Evaluation Model for Crack Detection with Deep Learning: Improved Confusion Matrix Based on Linear Features

Abstract

Damage due to cracking can be detected through either manual visual methods or machine vision techniques for early prevention and maintenance. In recent years, image-based deep learning methods have emerged as potent tools for automatic crack detection. In this study, five deep learning object detection algorithms—faster R-CNN, single-shot detector (SSD), You Only Look Once (YOLO) v3 and v8, and RetinaNet—were systematically compared, and the results were analyzed. Object detection involves the generation of bounding boxes of various sizes for objects of interest.
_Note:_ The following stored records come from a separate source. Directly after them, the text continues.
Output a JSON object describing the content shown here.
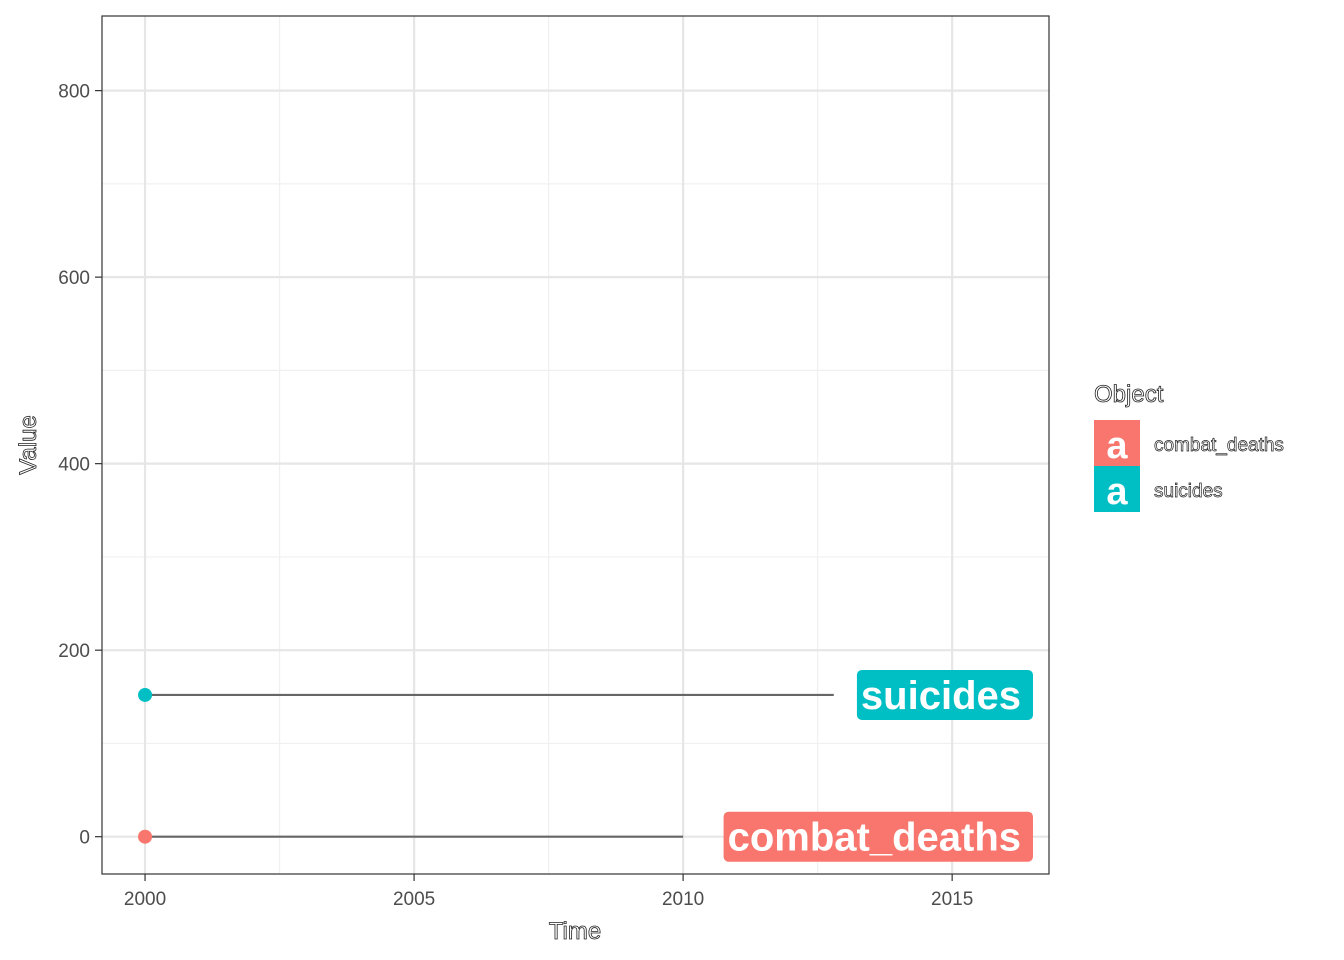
{
  "chart_data": {
    "type": "line",
    "title": "",
    "xlabel": "Time",
    "ylabel": "Value",
    "xlim": [
      1999.2,
      2016.8
    ],
    "ylim": [
      -40,
      880
    ],
    "x_ticks": [
      2000,
      2005,
      2010,
      2015
    ],
    "x_tick_labels": [
      "2000",
      "2005",
      "2010",
      "2015"
    ],
    "y_ticks": [
      0,
      200,
      400,
      600,
      800
    ],
    "y_tick_labels": [
      "0",
      "200",
      "400",
      "600",
      "800"
    ],
    "x_minor_ticks": [
      2002.5,
      2007.5,
      2012.5
    ],
    "y_minor_ticks": [
      100,
      300,
      500,
      700
    ],
    "grid": true,
    "legend": {
      "title": "Object",
      "placement": "right",
      "key_glyph": "a"
    },
    "series": [
      {
        "name": "combat_deaths",
        "color": "#F8766D",
        "point": {
          "x": 2000,
          "y": 0
        },
        "segment_end_x": 2010,
        "end_label": "combat_deaths"
      },
      {
        "name": "suicides",
        "color": "#00BFC4",
        "point": {
          "x": 2000,
          "y": 152
        },
        "segment_end_x": 2012.8,
        "end_label": "suicides"
      }
    ],
    "segment_color": "#666666"
  }
}
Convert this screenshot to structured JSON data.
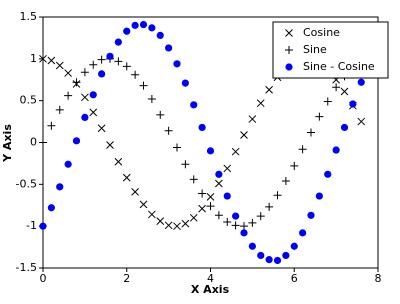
{
  "chart_data": {
    "type": "scatter",
    "x_label": "X Axis",
    "y_label": "Y Axis",
    "x": [
      0,
      0.2,
      0.4,
      0.6,
      0.8,
      1.0,
      1.2,
      1.4,
      1.6,
      1.8,
      2.0,
      2.2,
      2.4,
      2.6,
      2.8,
      3.0,
      3.2,
      3.4,
      3.6,
      3.8,
      4.0,
      4.2,
      4.4,
      4.6,
      4.8,
      5.0,
      5.2,
      5.4,
      5.6,
      5.8,
      6.0,
      6.2,
      6.4,
      6.6,
      6.8,
      7.0,
      7.2,
      7.4,
      7.6
    ],
    "series": [
      {
        "name": "Cosine",
        "color": "#000000",
        "marker": "x",
        "values": [
          1,
          0.98,
          0.92,
          0.83,
          0.7,
          0.54,
          0.36,
          0.17,
          -0.03,
          -0.23,
          -0.42,
          -0.59,
          -0.74,
          -0.86,
          -0.94,
          -0.99,
          -1.0,
          -0.97,
          -0.9,
          -0.79,
          -0.65,
          -0.49,
          -0.31,
          -0.11,
          0.09,
          0.28,
          0.47,
          0.63,
          0.78,
          0.89,
          0.96,
          1.0,
          0.99,
          0.95,
          0.87,
          0.75,
          0.61,
          0.44,
          0.25
        ]
      },
      {
        "name": "Sine",
        "color": "#000000",
        "marker": "+",
        "values": [
          0,
          0.2,
          0.39,
          0.56,
          0.72,
          0.84,
          0.93,
          0.99,
          1.0,
          0.97,
          0.91,
          0.81,
          0.68,
          0.52,
          0.33,
          0.14,
          -0.06,
          -0.26,
          -0.44,
          -0.61,
          -0.76,
          -0.87,
          -0.95,
          -0.99,
          -1.0,
          -0.96,
          -0.88,
          -0.77,
          -0.63,
          -0.46,
          -0.28,
          -0.08,
          0.12,
          0.31,
          0.49,
          0.66,
          0.79,
          0.9,
          0.97
        ]
      },
      {
        "name": "Sine - Cosine",
        "color": "#0000ff",
        "marker": "o",
        "values": [
          -1,
          -0.78,
          -0.53,
          -0.26,
          0.02,
          0.3,
          0.57,
          0.82,
          1.03,
          1.2,
          1.33,
          1.4,
          1.41,
          1.37,
          1.28,
          1.13,
          0.94,
          0.71,
          0.45,
          0.18,
          -0.1,
          -0.38,
          -0.64,
          -0.88,
          -1.08,
          -1.24,
          -1.35,
          -1.4,
          -1.41,
          -1.35,
          -1.24,
          -1.08,
          -0.87,
          -0.64,
          -0.38,
          -0.09,
          0.18,
          0.46,
          0.72
        ]
      }
    ],
    "xlim": [
      0,
      8
    ],
    "xticks": [
      0,
      2,
      4,
      6,
      8
    ],
    "ylim": [
      -1.5,
      1.5
    ],
    "yticks": [
      -1.5,
      -1,
      -0.5,
      0,
      0.5,
      1,
      1.5
    ],
    "legend": "top-right"
  }
}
Because cracks are thin and small and thus difficult to capture in a unique bounding box, redundant measurements are common, but they compromise the accuracy and consistency of the model. Therefore, an improved confusion matrix based on linear features was employed in this study to evaluate the crack detection performance of the five object detection algorithms. In evaluation experiments, the overall accuracy levels of SSD were 90.6% on visible atmospherically resistant index (VARI) images, indicating effective concrete crack detection performance. Notably, SSD excels in cases involving small cracks and data imbalance, thus demonstrating a high level of model stability. This comparative analysis of the performances of different deep learning algorithms in crack detection contributes to the formulation of methods for automatic damage detection.